From the video about neural translation (attached screenshot below), in the forward pass of the decoder, why is the output decoder hidden state reinjected after each iteration instead of only using encoder hidden state? And it would even harm the learning, because then the decoder wouldn’t be decoding the encoder anymore but decoding its own output?
From what I understand. the loop is being using because nn.rnn cannot use the output at cell N for input at N+1. Ideally, we’d do the above loop in one forward pass, where enc hidden state is used and then predictions are chained to subsequent decoder unit’s input. Is this right?
If it is, then we would want to keep the same encoder hidden state in each iteration, and then the loss be calculated only for the tensors last iteration.
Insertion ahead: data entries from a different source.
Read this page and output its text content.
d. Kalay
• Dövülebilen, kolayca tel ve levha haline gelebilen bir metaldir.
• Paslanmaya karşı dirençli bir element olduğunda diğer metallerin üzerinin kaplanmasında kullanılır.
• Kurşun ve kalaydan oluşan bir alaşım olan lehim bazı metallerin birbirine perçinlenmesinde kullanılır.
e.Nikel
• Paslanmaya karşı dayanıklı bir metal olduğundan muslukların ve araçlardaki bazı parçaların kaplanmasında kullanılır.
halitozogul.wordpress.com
In the last iteration, we would’ve gone through the decoder, chaining predictions into inputs for all units, with the loss to be calculated only on this timestep
You only want to give the final hidden state of the encoder as an input to the first step of the decoder. This hidden state reflects the encoding of your input sequence. But then, when decoding, you want to allow the decoder to modify the hidden state at each step. In this sense, the knowledge from the encoder can still reflected in the hidden state, but it can be modified to improve the decoding process.
The loss is calculated after the whole batch is processed, but it is calculated for the entire sequence. The error signal is then backpropagated through all time steps to change your weights in a way that would improve the model’s prediction at each time step, not just the last one.